Venetian polychoral style

The Venetian polychoral style was a type of music of the late Renaissance and early Baroque eras which involved spatially separate choirs singing in alternation. It represented a major stylistic shift from the prevailing polyphonic writing of the middle Renaissance, and was one of the major stylistic developments which led directly to the formation of what we now know as the Baroque style. A commonly encountered term for the separated choirs is cori spezzati—literally, separated choirs.

Contents

History of the style

The style arose from the architectural pecularities of the imposing Basilica San Marco di Venezia, also known as St. Mark's, in Venice. Aware of the sound delay caused by the distance between opposing choir lofts, composers began to take advantage of that as a useful special effect. Since it was difficult to get widely separated choirs to sing the same music simultaneously (especially before modern techniques of conducting were developed), composers such as Adrian Willaert, the maestro di cappella of St.
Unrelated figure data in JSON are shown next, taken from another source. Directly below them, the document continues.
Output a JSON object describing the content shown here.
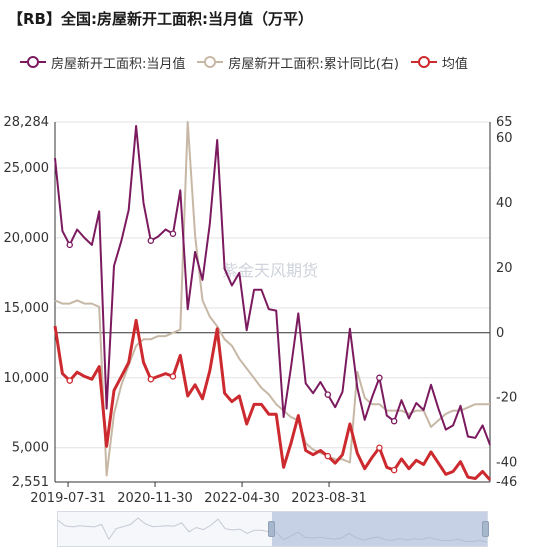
{
  "title": "【RB】全国:房屋新开工面积:当月值（万平）",
  "legend": [
    {
      "label": "房屋新开工面积:当月值",
      "color": "#7b1a5e",
      "marker": "circle"
    },
    {
      "label": "房屋新开工面积:累计同比(右)",
      "color": "#c7b8a6",
      "marker": "circle"
    },
    {
      "label": "均值",
      "color": "#cc2a2f",
      "marker": "circle"
    }
  ],
  "watermark": "紫金天风期货",
  "chart_data": {
    "type": "line",
    "x_ticks": [
      "2019-07-31",
      "2020-11-30",
      "2022-04-30",
      "2023-08-31"
    ],
    "y_left_ticks": [
      "2,551",
      "5,000",
      "10,000",
      "15,000",
      "20,000",
      "25,000",
      "28,284"
    ],
    "y_right_ticks": [
      "-46",
      "-40",
      "-20",
      "0",
      "20",
      "40",
      "60",
      "65"
    ],
    "y_left_range": [
      2551,
      28284
    ],
    "y_right_range": [
      -46,
      65
    ],
    "series": [
      {
        "name": "房屋新开工面积:当月值",
        "axis": "left",
        "color": "#7b1a5e",
        "values": [
          25700,
          20500,
          19500,
          20600,
          20000,
          19500,
          21900,
          7800,
          18000,
          19800,
          22000,
          28000,
          22500,
          19800,
          20100,
          20600,
          20300,
          23400,
          14900,
          19000,
          17000,
          21000,
          27000,
          17800,
          16600,
          17500,
          13400,
          16300,
          16300,
          14900,
          14800,
          7200,
          10700,
          14600,
          9600,
          8900,
          9700,
          8800,
          7900,
          9000,
          13500,
          9300,
          7000,
          8600,
          10000,
          7300,
          6900,
          8400,
          7100,
          8200,
          7700,
          9500,
          7800,
          6300,
          6600,
          8000,
          5800,
          5700,
          6600,
          5200
        ]
      },
      {
        "name": "房屋新开工面积:累计同比(右)",
        "axis": "right",
        "color": "#c7b8a6",
        "values": [
          10,
          9,
          9,
          10,
          9,
          9,
          8,
          -44,
          -25,
          -16,
          -10,
          -4,
          -2,
          -2,
          -1,
          -1,
          0,
          1,
          65,
          30,
          10,
          5,
          2,
          -2,
          -4,
          -8,
          -11,
          -14,
          -17,
          -19,
          -22,
          -24,
          -26,
          -27,
          -34,
          -36,
          -37,
          -38,
          -39,
          -39,
          -40,
          -12,
          -20,
          -22,
          -22,
          -24,
          -24,
          -24,
          -25,
          -24,
          -24,
          -29,
          -27,
          -25,
          -24,
          -24,
          -23,
          -22,
          -22,
          -22
        ]
      },
      {
        "name": "均值",
        "axis": "left",
        "color": "#cc2a2f",
        "values": [
          13700,
          10300,
          9800,
          10400,
          10100,
          9900,
          10800,
          5100,
          9100,
          10100,
          11100,
          14100,
          11100,
          9900,
          10100,
          10300,
          10100,
          11600,
          8700,
          9500,
          8500,
          10500,
          13500,
          8900,
          8300,
          8700,
          6700,
          8100,
          8100,
          7400,
          7400,
          3600,
          5300,
          7300,
          4800,
          4500,
          4800,
          4400,
          3900,
          4500,
          6700,
          4600,
          3500,
          4300,
          5000,
          3600,
          3400,
          4200,
          3500,
          4100,
          3800,
          4700,
          3900,
          3100,
          3300,
          4000,
          2900,
          2800,
          3300,
          2700
        ]
      }
    ],
    "highlight_points": {
      "left": [
        2,
        13,
        16,
        37,
        44,
        46
      ],
      "mean": [
        2,
        13,
        16,
        37,
        44,
        46
      ]
    }
  }
}
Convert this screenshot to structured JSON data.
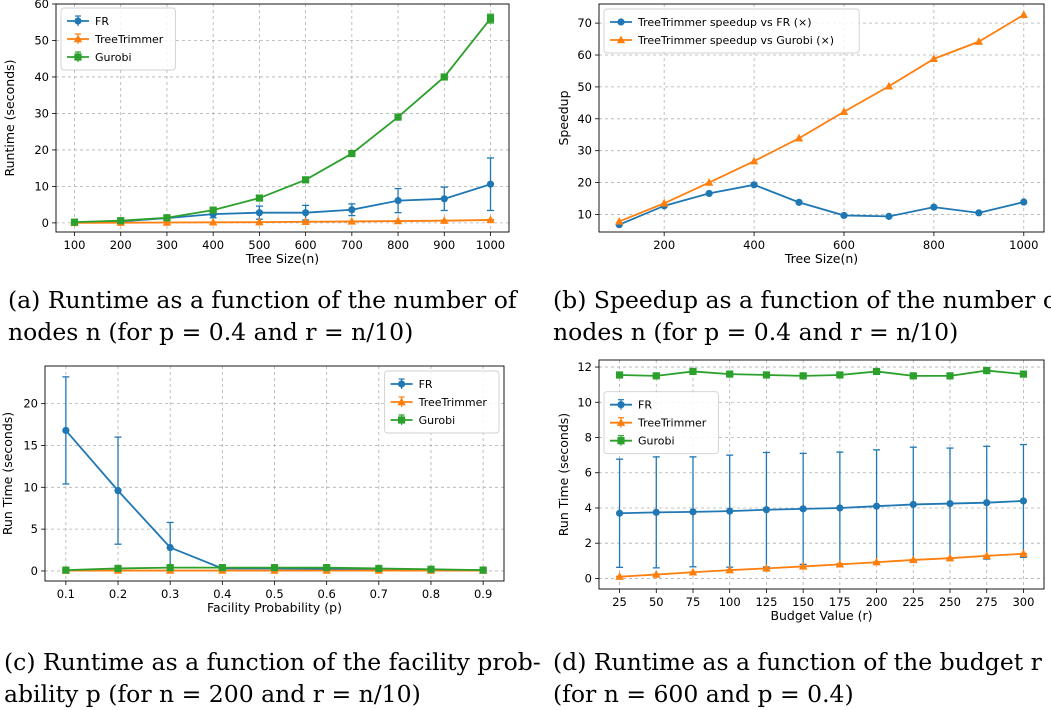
{
  "colors": {
    "fr": "#1f77b4",
    "treetrimmer": "#ff7f0e",
    "gurobi": "#2ca02c",
    "grid": "#b0b0b0"
  },
  "captions": [
    {
      "line1": "(a) Runtime as a function of the number of",
      "line2": "nodes n (for p = 0.4 and r = n/10)"
    },
    {
      "line1": "(b) Speedup as a function of the number of",
      "line2": "nodes n (for p = 0.4 and r = n/10)"
    },
    {
      "line1": "(c) Runtime as a function of the facility prob-",
      "line2": "ability p (for n = 200 and r = n/10)"
    },
    {
      "line1": "(d) Runtime as a function of the budget r",
      "line2": "(for n = 600 and p = 0.4)"
    }
  ],
  "chart_data": [
    {
      "type": "line",
      "xlabel": "Tree Size(n)",
      "ylabel": "Runtime (seconds)",
      "xlim": [
        60,
        1040
      ],
      "ylim": [
        -2.5,
        60
      ],
      "xticks": [
        100,
        200,
        300,
        400,
        500,
        600,
        700,
        800,
        900,
        1000
      ],
      "yticks": [
        0,
        10,
        20,
        30,
        40,
        50,
        60
      ],
      "grid": true,
      "legend": "top-left",
      "x": [
        100,
        200,
        300,
        400,
        500,
        600,
        700,
        800,
        900,
        1000
      ],
      "series": [
        {
          "name": "FR",
          "marker": "circle",
          "values": [
            0.1,
            0.4,
            1.3,
            2.4,
            2.8,
            2.8,
            3.6,
            6.1,
            6.6,
            10.6
          ],
          "err": [
            0.2,
            0.4,
            0.6,
            1.0,
            1.8,
            2.0,
            1.6,
            3.3,
            3.2,
            7.2
          ]
        },
        {
          "name": "TreeTrimmer",
          "marker": "triangle",
          "values": [
            0.0,
            0.05,
            0.1,
            0.15,
            0.2,
            0.3,
            0.4,
            0.5,
            0.6,
            0.8
          ],
          "err": [
            0.02,
            0.03,
            0.05,
            0.05,
            0.05,
            0.05,
            0.05,
            0.1,
            0.1,
            0.1
          ]
        },
        {
          "name": "Gurobi",
          "marker": "square",
          "values": [
            0.2,
            0.6,
            1.4,
            3.5,
            6.8,
            11.8,
            19.0,
            29.0,
            40.0,
            56.0
          ],
          "err": [
            0.1,
            0.1,
            0.2,
            0.3,
            0.5,
            0.5,
            0.5,
            0.5,
            0.6,
            1.2
          ]
        }
      ]
    },
    {
      "type": "line",
      "xlabel": "Tree Size(n)",
      "ylabel": "Speedup",
      "xlim": [
        55,
        1045
      ],
      "ylim": [
        4.5,
        76
      ],
      "xticks": [
        200,
        400,
        600,
        800,
        1000
      ],
      "yticks": [
        10,
        20,
        30,
        40,
        50,
        60,
        70
      ],
      "grid": true,
      "legend": "top-left",
      "x": [
        100,
        200,
        300,
        400,
        500,
        600,
        700,
        800,
        900,
        1000
      ],
      "series": [
        {
          "name": "TreeTrimmer speedup vs FR (×)",
          "marker": "circle",
          "values": [
            6.8,
            12.7,
            16.6,
            19.3,
            13.8,
            9.7,
            9.4,
            12.3,
            10.5,
            13.9
          ]
        },
        {
          "name": "TreeTrimmer speedup vs Gurobi (×)",
          "marker": "triangle",
          "values": [
            7.8,
            13.5,
            20.0,
            26.7,
            33.9,
            42.2,
            50.2,
            58.8,
            64.2,
            72.6
          ]
        }
      ]
    },
    {
      "type": "line",
      "xlabel": "Facility Probability (p)",
      "ylabel": "Run Time (seconds)",
      "xlim": [
        0.06,
        0.94
      ],
      "ylim": [
        -1.2,
        24.5
      ],
      "xticks": [
        0.1,
        0.2,
        0.3,
        0.4,
        0.5,
        0.6,
        0.7,
        0.8,
        0.9
      ],
      "yticks": [
        0,
        5,
        10,
        15,
        20
      ],
      "grid": true,
      "legend": "top-right",
      "x": [
        0.1,
        0.2,
        0.3,
        0.4,
        0.5,
        0.6,
        0.7,
        0.8,
        0.9
      ],
      "series": [
        {
          "name": "FR",
          "marker": "circle",
          "values": [
            16.8,
            9.6,
            2.8,
            0.3,
            0.3,
            0.2,
            0.2,
            0.1,
            0.1
          ],
          "err": [
            6.4,
            6.4,
            3.0,
            0.2,
            0.1,
            0.1,
            0.1,
            0.05,
            0.05
          ]
        },
        {
          "name": "TreeTrimmer",
          "marker": "triangle",
          "values": [
            0.05,
            0.05,
            0.05,
            0.05,
            0.05,
            0.05,
            0.05,
            0.05,
            0.05
          ],
          "err": [
            0.02,
            0.02,
            0.02,
            0.02,
            0.02,
            0.02,
            0.02,
            0.02,
            0.02
          ]
        },
        {
          "name": "Gurobi",
          "marker": "square",
          "values": [
            0.1,
            0.3,
            0.4,
            0.4,
            0.4,
            0.4,
            0.3,
            0.2,
            0.1
          ],
          "err": [
            0.05,
            0.05,
            0.05,
            0.05,
            0.05,
            0.05,
            0.05,
            0.05,
            0.05
          ]
        }
      ]
    },
    {
      "type": "line",
      "xlabel": "Budget Value (r)",
      "ylabel": "Run Time (seconds)",
      "xlim": [
        11,
        314
      ],
      "ylim": [
        -0.6,
        12.4
      ],
      "xticks": [
        25,
        50,
        75,
        100,
        125,
        150,
        175,
        200,
        225,
        250,
        275,
        300
      ],
      "yticks": [
        0,
        2,
        4,
        6,
        8,
        10,
        12
      ],
      "grid": true,
      "legend": "upper-left",
      "x": [
        25,
        50,
        75,
        100,
        125,
        150,
        175,
        200,
        225,
        250,
        275,
        300
      ],
      "series": [
        {
          "name": "FR",
          "marker": "circle",
          "values": [
            3.7,
            3.75,
            3.78,
            3.82,
            3.9,
            3.95,
            4.0,
            4.1,
            4.2,
            4.25,
            4.3,
            4.4
          ],
          "err": [
            3.07,
            3.15,
            3.12,
            3.18,
            3.25,
            3.15,
            3.17,
            3.2,
            3.25,
            3.15,
            3.2,
            3.2
          ]
        },
        {
          "name": "TreeTrimmer",
          "marker": "triangle",
          "values": [
            0.1,
            0.22,
            0.35,
            0.47,
            0.57,
            0.68,
            0.8,
            0.92,
            1.05,
            1.15,
            1.28,
            1.4
          ],
          "err": [
            0.02,
            0.02,
            0.02,
            0.02,
            0.02,
            0.02,
            0.02,
            0.02,
            0.02,
            0.02,
            0.02,
            0.02
          ]
        },
        {
          "name": "Gurobi",
          "marker": "square",
          "values": [
            11.55,
            11.5,
            11.75,
            11.6,
            11.55,
            11.5,
            11.55,
            11.75,
            11.5,
            11.5,
            11.8,
            11.6
          ],
          "err": [
            0.08,
            0.08,
            0.08,
            0.08,
            0.08,
            0.08,
            0.08,
            0.08,
            0.08,
            0.08,
            0.08,
            0.08
          ]
        }
      ]
    }
  ]
}
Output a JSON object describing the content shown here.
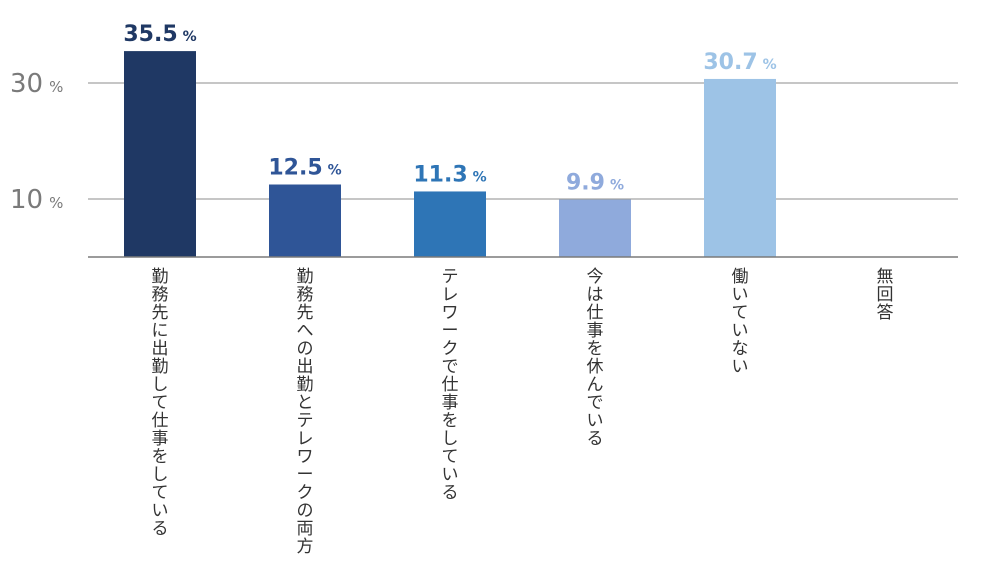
{
  "chart_data": {
    "type": "bar",
    "categories": [
      "勤務先に出勤して仕事をしている",
      "勤務先への出勤とテレワークの両方",
      "テレワークで仕事をしている",
      "今は仕事を休んでいる",
      "働いていない",
      "無回答"
    ],
    "values": [
      35.5,
      12.5,
      11.3,
      9.9,
      30.7,
      null
    ],
    "value_labels": [
      "35.5",
      "12.5",
      "11.3",
      "9.9",
      "30.7",
      ""
    ],
    "unit": "%",
    "y_ticks": [
      {
        "value": 10,
        "label": "10"
      },
      {
        "value": 30,
        "label": "30"
      }
    ],
    "ylim": [
      0,
      37
    ],
    "grid": true,
    "colors": {
      "bars": [
        "#1f3864",
        "#2f5597",
        "#2e75b6",
        "#8faadc",
        "#9dc3e6",
        "#9dc3e6"
      ],
      "labels": [
        "#1f3864",
        "#2f5597",
        "#2e75b6",
        "#8faadc",
        "#9dc3e6",
        "#9dc3e6"
      ],
      "grid": "#8c8c8c",
      "axis": "#7a7a7a",
      "tick_text": "#7a7a7a",
      "category_text": "#333333"
    }
  }
}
Mark's in the 1540s, solved the problem by writing antiphonal music where opposing choirs would sing successive, often contrasting phrases of the music; the stereo effect proved to be popular, and soon other composers were imitating the idea, and not only in St. Mark's but in other large cathedrals in Italy. This was a rare but interesting case of the architectural peculiarities of a single building influencing the development of a style which not only became popular all over Europe, but defined, in part, the shift from the Renaissance to the Baroque era. The idea of different groups singing in alternation gradually evolved into the concertato style, which in its different instrumental and vocal manifestations eventually led to such diverse musical ideas as the chorale cantata, the concerto grosso, and the sonata.

The peak of development of the style was in the late 1580s and 1590s, while Giovanni Gabrieli was organist at San Marco and principal composer, and while Gioseffo Zarlino was still maestro di cappella. Gabrieli was the first to specify instruments specifically, including large choirs of brass; he also began to specify dynamics, and to develop the "echo" effects for which he became famous. The fame of the spectacular, sonorous music of San Marco at this time spread across Europe, and numerous musicians came to Venice to hear, to study, to absorb and bring back what they learned to their countries of origin. Germany, in particular, was a region where composers began to work in a locally-modified form of the Venetian style, though polychoral works were also composed elsewhere, such as the many masses written in Spain by Tomás Luis de Victoria.

After 1603, a basso continuo was added to the already considerable forces at San Marco—orchestra, soloists, choir—a further step towards the Baroque cantata. Music at San Marco went through a period of decline, but the fame of the music had spread far, and transformed into the concertato style. In 1612 Claudio Monteverdi was appointed maestro di cappella, and though he brought the musical standards back to a high level, the vogue of the polychoral style had passed; concertato music, much with solo voice, was now the norm; the productions of this late period are identifiably Baroque.

Representative composers

Examples of the style

  • Adrian Willaert, salmi spezzati
  • Andrea Gabrieli, Psalmi Davidici
  • Giovanni Gabrieli, sacrae symphoniae
    • in ecclesiis
    • Sonata pian' e forte

References and further reading

  • Article "Venice", "cori spezzati," in The New Grove Dictionary of Music and Musicians, ed. Stanley Sadie. 20 vol. London, Macmillan Publishers Ltd., 1980. ISBN 1561591742 (Note: curiously, there is no article for "polychoral" or "polychoral style" in the New Grove.)
  • Gustave Reese, Music in the Renaissance. New York, W.W. Norton & Co., 1954. ISBN 0393095304
  • Manfred Bukofzer, Music in the Baroque Era. New York, W.W. Norton & Co., 1947. ISBN 0393097455
  • The New Harvard Dictionary of Music, ed. Don Randel. Cambridge, Massachusetts, Harvard University Press, 1986. ISBN 0674615255 (Has a short but informative article on this.)